STANDARDS AND COSTS FOR DAY CARE

NOTES

A. This analysis is divided into three parts representing distinct types of day care situations:

(1) Care in a center for the full day;

(2) Care in a foster home for the full day; and

(3) Care in a center before and after school and during the summer. There are many possible variations in the use of those three types, but most commonly, group one is used for children 3-6, group two for children under three and group three for children of school age (up to 14).

B. Costs can vary enormously depending on the areas of the country being served. For example, Federal agencies report a range of $1,000 to $1,900 for the same type of program in various parts of the nation. These variations reflect difference in salary and cost levels as well as differences in the kinds of services generally available to a child (e.g., the existence or non-existence of a Medicaid program). In the analysis most of the costs are based on Head Start experience with day care programs of the group one type. It should be remembered that Head Start programs generally have 10-20% of their costs covered by nonFederal contributions which may or may not be available to Social Security Day Care programs.
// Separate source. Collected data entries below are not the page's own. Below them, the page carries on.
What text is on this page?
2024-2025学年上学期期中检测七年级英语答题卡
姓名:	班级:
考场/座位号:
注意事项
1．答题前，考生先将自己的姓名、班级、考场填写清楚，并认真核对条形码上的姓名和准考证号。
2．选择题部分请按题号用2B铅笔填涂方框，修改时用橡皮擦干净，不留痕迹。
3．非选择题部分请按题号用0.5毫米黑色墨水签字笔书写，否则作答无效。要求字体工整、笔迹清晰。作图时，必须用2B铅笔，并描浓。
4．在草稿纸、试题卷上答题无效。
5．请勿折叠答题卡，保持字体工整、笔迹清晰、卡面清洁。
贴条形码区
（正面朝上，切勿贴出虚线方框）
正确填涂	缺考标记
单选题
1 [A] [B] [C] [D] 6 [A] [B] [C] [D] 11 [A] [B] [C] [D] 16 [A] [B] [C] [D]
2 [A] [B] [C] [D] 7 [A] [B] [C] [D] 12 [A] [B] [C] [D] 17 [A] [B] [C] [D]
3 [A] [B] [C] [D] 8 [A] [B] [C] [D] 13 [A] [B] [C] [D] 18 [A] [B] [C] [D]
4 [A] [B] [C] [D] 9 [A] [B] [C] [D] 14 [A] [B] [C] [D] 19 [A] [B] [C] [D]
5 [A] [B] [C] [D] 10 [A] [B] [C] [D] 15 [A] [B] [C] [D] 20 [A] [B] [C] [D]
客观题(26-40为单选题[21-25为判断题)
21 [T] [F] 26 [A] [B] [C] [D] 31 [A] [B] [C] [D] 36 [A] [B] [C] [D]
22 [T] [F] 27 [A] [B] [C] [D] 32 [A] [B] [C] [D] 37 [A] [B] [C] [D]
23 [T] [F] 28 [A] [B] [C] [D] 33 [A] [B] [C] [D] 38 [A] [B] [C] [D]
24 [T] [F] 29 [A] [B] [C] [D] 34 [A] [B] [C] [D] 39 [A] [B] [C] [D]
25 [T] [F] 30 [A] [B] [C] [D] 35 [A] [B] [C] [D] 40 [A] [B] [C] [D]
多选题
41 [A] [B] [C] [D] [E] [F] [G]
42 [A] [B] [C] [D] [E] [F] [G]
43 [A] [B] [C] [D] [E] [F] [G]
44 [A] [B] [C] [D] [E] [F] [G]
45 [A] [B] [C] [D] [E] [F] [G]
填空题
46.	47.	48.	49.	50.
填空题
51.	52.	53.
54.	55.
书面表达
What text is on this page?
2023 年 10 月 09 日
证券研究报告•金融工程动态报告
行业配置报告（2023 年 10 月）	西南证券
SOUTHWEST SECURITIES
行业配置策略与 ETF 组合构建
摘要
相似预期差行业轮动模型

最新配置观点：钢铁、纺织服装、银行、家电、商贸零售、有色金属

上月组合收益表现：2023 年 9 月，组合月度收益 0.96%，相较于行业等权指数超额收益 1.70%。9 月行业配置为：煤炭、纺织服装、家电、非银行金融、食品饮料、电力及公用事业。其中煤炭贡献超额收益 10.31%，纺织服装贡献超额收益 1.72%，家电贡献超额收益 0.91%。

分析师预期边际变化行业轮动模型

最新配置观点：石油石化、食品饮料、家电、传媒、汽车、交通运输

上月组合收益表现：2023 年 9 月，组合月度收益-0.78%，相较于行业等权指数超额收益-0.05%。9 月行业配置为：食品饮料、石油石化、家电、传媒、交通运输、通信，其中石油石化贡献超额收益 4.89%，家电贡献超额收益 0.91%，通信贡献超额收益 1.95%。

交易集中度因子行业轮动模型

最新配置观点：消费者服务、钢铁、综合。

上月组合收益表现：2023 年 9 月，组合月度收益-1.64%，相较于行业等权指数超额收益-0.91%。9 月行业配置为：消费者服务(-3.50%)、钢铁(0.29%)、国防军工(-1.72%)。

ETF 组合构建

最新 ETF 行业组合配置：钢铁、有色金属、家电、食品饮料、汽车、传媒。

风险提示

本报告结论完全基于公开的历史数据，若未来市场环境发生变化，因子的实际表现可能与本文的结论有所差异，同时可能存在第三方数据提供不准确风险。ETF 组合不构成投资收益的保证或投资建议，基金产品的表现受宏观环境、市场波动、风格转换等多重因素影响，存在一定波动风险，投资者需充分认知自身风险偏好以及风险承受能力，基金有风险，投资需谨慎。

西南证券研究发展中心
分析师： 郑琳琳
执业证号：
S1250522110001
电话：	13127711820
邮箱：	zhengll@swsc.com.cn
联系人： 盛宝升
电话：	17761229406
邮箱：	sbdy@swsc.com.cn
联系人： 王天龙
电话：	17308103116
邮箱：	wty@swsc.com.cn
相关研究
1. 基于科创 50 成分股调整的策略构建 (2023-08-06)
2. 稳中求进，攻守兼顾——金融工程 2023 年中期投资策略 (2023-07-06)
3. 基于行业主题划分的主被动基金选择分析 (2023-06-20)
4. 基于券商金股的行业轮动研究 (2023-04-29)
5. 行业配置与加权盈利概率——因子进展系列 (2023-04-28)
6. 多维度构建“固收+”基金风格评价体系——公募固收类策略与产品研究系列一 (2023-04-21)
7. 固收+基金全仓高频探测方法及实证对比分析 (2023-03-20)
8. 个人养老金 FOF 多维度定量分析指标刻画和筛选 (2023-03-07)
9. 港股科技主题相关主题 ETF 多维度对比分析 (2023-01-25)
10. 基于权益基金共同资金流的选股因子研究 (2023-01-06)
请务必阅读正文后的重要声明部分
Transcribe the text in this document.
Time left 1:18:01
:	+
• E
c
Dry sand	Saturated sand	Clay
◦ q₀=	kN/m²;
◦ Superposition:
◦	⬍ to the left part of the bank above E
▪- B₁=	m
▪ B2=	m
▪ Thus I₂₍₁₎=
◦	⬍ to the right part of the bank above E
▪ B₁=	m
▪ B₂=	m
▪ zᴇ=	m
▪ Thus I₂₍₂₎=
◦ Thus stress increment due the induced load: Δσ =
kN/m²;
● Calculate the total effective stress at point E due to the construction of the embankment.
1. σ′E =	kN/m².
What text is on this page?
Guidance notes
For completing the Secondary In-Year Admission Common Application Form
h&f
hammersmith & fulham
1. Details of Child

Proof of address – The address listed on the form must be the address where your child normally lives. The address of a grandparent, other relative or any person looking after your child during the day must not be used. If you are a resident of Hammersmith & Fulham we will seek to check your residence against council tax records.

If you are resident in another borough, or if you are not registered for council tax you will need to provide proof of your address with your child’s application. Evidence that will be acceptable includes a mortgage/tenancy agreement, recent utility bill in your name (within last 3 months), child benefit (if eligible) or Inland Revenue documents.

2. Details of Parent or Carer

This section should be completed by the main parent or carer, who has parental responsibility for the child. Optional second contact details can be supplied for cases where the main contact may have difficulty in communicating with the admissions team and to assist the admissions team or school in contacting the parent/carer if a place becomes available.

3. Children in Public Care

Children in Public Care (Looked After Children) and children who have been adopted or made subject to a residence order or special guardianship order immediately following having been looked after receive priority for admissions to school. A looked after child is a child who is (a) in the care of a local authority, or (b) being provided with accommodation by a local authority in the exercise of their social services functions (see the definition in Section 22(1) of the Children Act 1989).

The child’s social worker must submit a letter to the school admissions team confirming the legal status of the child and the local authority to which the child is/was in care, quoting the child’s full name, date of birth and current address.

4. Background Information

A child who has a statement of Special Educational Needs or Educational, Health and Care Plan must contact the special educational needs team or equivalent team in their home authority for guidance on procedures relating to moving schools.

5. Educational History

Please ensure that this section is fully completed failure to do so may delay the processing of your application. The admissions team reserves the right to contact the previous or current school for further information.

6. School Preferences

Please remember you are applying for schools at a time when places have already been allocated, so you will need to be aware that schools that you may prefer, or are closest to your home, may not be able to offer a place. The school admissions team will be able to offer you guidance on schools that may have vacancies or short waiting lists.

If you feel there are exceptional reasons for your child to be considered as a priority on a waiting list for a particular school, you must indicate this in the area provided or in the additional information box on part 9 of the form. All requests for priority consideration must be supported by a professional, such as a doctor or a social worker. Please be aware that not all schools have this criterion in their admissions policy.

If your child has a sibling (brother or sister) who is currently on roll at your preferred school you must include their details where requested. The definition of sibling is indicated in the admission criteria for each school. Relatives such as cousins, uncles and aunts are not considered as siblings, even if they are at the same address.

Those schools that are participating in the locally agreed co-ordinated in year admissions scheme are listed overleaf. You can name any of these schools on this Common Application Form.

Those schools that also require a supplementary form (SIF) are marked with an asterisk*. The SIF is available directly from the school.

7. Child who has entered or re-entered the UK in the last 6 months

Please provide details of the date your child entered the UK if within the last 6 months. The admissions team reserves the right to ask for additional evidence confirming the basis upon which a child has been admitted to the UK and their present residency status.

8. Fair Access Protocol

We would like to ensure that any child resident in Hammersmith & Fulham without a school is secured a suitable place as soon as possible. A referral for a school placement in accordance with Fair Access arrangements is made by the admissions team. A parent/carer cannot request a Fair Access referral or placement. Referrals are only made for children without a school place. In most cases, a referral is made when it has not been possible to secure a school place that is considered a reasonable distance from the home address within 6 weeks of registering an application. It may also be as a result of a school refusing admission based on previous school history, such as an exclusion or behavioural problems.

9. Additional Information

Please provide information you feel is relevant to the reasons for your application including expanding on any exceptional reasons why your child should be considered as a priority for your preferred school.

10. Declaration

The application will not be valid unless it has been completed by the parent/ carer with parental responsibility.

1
C. The analysis projects standards at three different levels of quality: (1) minimum, (2) acceptable and (3) desirable. "Minimum" is defined as the level essential to maintaining the health and safety of the child, but with relatively little attention to his developmental needs. "Acceptable" is defined to include a basic program of developmental activities as well as providing minimum custodial care. "Desirable" is defined to include the full range of general and specialized developmental activities suitable to individualized development. Individual experts will differ as to the elements required for each level of quality. Most experts feel that the disadvantages to children of a "minimum" level program far outweigh the advantages of having the mother work. Some will feel that for children from "disadvantaged" homes only the "desirable" level is appropriate. The figures shown represent a consensus among a number of experts of what would be required at each level of quality.

D. The costs shown are potentially reducible by the availability of free space or transportation and by the availability of services such as medical care through other funding sources. Fees paid by the parents will also reduce costs. Under the Social Security legislation, 25% of the cost is provided through state funds so the Federal cost in net may be 60-70% of the totals shown.